Was sind die religiösen Ökonomien, denen Sie ein ganzes Kapitel widmen?

Religiöse Ökonomien von bestimmten Banken, Spendenorganisationen, Herstellern stehen ausdrücklich in einer religiösen Tradition. Wie das aussehen kann, stelle ich vor allem am islamischen Wirtschaften dar und an zeitgenössischen popkulturellen Produkten im Islam am Beispiel von Zeugniskleidung oder Lebensmitteln.

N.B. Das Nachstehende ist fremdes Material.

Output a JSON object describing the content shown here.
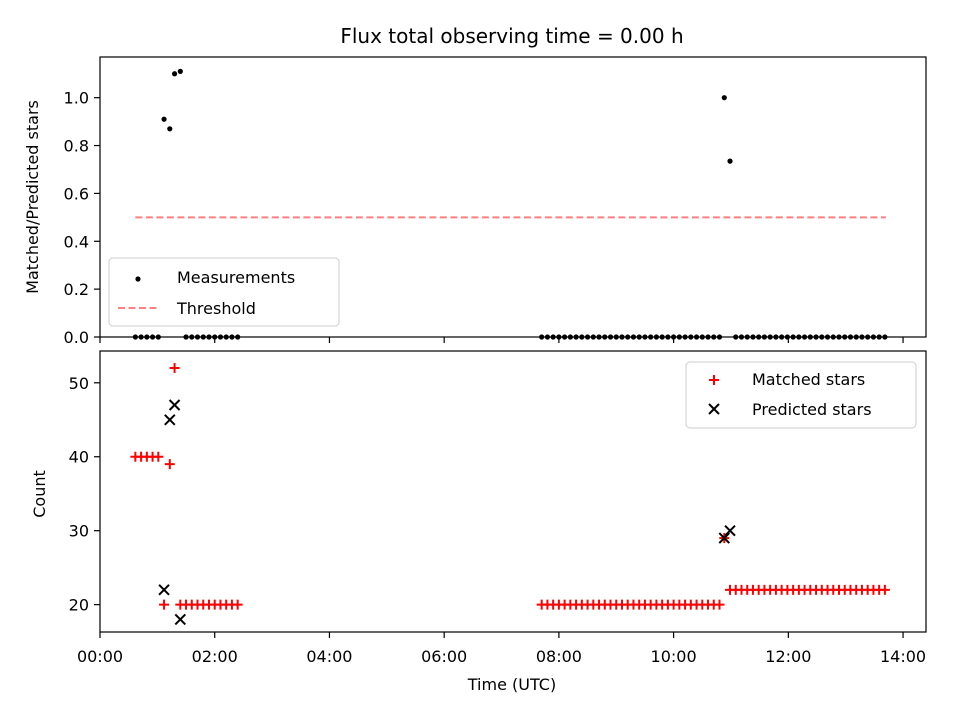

Was verstehen Sie unter Kulturökonomie?

Kultur vollzieht sich in Institutionen und durch Diskurse. Die Abgrenzung eines Teils als Religion hängt vom Betrachter und seinen Interessen ab. Ich gewinne dank der kulturökonomischen Perspektive wiederum einen weiteren Blickwinkel auf das Verhältnis Religion und Wirtschaft, indem ich den Wirtschaftsprozess anschaue: Produzieren, Distribuieren und Konsumieren. In Bezug auf die Produktion zeige ich, welche Arten von Gütern und Dienstleistungen oder Versicherungen von religiösen Institutionen produziert werden. In Bezug auf die Distribution erläutere ich Vertriebswege – man denke an Mission und neue Medien – und auch das zunehmend wichtige Feld der Vermarktung und der Markenbildung. Das Konsumieren ist so fundamental, dass es manchen Gesellschaften ihren Namen als Konsumgesellschaften gegeben hat, und zwar dann, wenn die eigene Identitätsbildung kaum noch zu trennen ist von den Signalen und Erlebnissen meines Konsumierens. Deshalb ist der Kaufrausch vor Weihnachten auch nicht einfach nur als Kommerz abzutun. Vielmehr können wir kaum noch anders als uns Gemütlichkeit und Geborgenheit und Intensität dieser Jahreszeit einzukaufen oder Zuneigung und Bindung über eine Ware zu schenken.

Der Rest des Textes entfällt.